One of the reason’s I wanted to go into journalism was to write those feel good stories that most everyone loves to read. Sure the hard hitting, news-worthy articles are important, but I think those stories that make people think and those that bring awareness to issues are important too. For me, those that especially touch my heart are the ones that encourage young women to love themselves.
You know that when I come across an article I love, I always want to share it with my readers as well. Yesterday while perusing the Internet, I came across this little gem:
A 14-year-old girl, Julia Bluhm is an activist who is challenging the media to take responsibility for how it affects young girls’ self esteem. That’s right, at the age of 14 Julia already realizes the problem with the message being sent to her and her peers regarding physical looks. I don’t know about you, but 14 was quite the growing age for me. I think middle school is such a tough time for girls and this was definitely the age I first started to notice how women looked in fashion magazines, on television, in movies, etc. However, at this age I also didn’t realize that everything in the media should be taken with a grain of salt and not everyone looks as perfect, or has as perfect of a life, as it is represented in all of these media outlets I was seeing.
Julia has started a petition asking Seventeen magazine to print one un-retouched photo per month in its magazine. She also led a protest outside of Seventeen magazine’s office in Manhattan on Wednesday morning.
"To girls today, the word ‘pretty’ means skinny and blemish-free. Why is that, when so few girls actually fit into such a narrow category?

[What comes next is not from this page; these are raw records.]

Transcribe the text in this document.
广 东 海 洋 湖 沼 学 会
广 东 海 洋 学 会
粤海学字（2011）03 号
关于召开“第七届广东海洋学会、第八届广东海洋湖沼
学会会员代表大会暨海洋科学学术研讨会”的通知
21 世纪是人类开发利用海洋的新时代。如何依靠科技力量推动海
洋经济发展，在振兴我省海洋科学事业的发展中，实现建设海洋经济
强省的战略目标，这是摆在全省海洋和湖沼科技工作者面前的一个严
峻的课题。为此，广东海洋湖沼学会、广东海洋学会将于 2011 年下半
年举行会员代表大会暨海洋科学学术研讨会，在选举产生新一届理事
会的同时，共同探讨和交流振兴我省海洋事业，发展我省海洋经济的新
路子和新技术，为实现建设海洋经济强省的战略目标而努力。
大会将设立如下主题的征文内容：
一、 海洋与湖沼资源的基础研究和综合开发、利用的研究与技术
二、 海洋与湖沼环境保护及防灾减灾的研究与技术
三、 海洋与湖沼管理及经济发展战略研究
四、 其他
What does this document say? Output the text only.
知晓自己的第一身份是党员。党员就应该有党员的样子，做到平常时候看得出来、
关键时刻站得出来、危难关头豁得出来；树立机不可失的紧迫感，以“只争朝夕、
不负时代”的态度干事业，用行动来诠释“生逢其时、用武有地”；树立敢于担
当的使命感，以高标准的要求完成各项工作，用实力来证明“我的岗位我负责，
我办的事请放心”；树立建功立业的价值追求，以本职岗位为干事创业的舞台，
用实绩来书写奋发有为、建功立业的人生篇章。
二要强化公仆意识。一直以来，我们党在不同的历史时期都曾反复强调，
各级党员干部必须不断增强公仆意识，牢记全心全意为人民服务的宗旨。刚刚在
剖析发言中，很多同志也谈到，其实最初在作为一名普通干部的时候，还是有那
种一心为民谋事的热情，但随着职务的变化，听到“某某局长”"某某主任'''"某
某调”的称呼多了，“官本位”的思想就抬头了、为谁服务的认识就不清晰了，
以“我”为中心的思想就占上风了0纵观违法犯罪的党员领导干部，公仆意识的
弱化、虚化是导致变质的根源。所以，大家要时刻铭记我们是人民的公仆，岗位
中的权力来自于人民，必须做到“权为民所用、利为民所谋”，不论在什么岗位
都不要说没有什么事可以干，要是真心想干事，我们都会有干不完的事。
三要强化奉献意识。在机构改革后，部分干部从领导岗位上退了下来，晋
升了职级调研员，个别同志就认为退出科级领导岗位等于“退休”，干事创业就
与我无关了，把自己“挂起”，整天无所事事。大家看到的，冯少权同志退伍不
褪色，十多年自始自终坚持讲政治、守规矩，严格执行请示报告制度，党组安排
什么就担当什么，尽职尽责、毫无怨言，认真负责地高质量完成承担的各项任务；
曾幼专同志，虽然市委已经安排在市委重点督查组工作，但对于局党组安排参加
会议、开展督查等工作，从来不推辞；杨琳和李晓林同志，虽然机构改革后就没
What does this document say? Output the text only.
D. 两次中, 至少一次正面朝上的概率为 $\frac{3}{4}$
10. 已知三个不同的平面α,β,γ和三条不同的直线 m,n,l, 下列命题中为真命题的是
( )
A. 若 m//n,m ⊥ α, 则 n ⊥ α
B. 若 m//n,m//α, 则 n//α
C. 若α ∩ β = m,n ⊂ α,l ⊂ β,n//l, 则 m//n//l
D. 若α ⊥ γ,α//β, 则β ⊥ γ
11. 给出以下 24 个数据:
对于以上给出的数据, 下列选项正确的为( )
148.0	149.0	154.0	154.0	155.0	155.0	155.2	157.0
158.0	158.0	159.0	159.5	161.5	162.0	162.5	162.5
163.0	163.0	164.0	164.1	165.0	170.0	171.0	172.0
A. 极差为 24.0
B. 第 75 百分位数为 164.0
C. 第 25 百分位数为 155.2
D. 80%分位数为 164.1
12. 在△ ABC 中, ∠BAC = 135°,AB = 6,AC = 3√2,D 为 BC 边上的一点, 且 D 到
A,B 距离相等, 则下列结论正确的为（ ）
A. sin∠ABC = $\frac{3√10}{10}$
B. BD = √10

It’s because the media tells us that ‘pretty’ girls are impossibly thin with perfect skin.” – Julia Bluhm
Okay, we can’t all lead a protest in New York City, and we may not feel ready to create a petition for change, but we as women can encourage young girls around us to love themselves everyday. Any impact we make is a huge one and it is important that these girls realize that 99% of what they see in media is false, it is an illusion! Although these young girls look up to the celebrities they see on television, I would safely guess that most of these girls look up to their moms, sisters, aunts, etc. more than they even do the girls on their favorite tv shows. I am so proud of Julia Bluhm and the national coverage she is creating at such a young age. However, we can be our own ‘Julia Bluhm’ in our homes, or at work, or in the school systems. I am not a mom yet, but I pray everyday that one day I will be the best mom I can be. I hope to encourage my daughters, and hopefully my daughters’ friends, that they are enough and are perfect in everyway. It took me until just the last couple of years to truly find my own personal love for myself, and I don’t want my girls to ever doubt their inner beauty for a second. However, I know life is not perfect and they will feel down at times. My mom was absolutely amazing and still is to this day, always encouraging and loving, but I still struggled with self-love. When my daughter doubts herself, that is when I will pray that I can be the strongest I’ve ever been and am there for her everyday as long as I live.
If you want to read more about Julia, check her out on SPARK, a non-profit organization for 13 to 22 year-olds, where she blogs about girls and self-esteem. Julia even has the American Medical Association on her side:
In June 2011, they (American Medical Association) issued a press release stating, "A large body of literature links exposure to media-propagated images of unrealistic body image to eating disorders and other child and adolescent health problems." Board member Barbara L. McAneny, MD, added, "We must stop exposing impressionable children and teenagers to advertisements portraying models with body types only attainable with the help of photo editing software."
I challenge you today, this weekend, or next week to make a difference in a young girls life, or a woman’s life. Let’s be honest, I may be 23 years old, but I need encouragement as well! I sometimes forget that those gorgeous super models, beautiful actresses, and pretty singers have their own issues too and don’t wake up everyday looking like a million bucks. Let’s encourage our moms, sister, friends, co-workers, etc. to remember how perfect they are. Also, remind them that they aren’t ever alone in their struggles. Here is a devotion that my mom sent me this morning that spoke to me:
“Be anxious for nothing, but in everything by prayer and supplication, with thanksgiving, let your requests be made known to God.” – Philippians 4-6
Make this Thursday a great one!
What do you think about how the media re-touches photos?
How can we encourage women/girls everyday to love themselves from the inside out?
What do you think of Julia Bluhm’s campaign?
Do you ever need a reminder of what’s real and not real in the media world?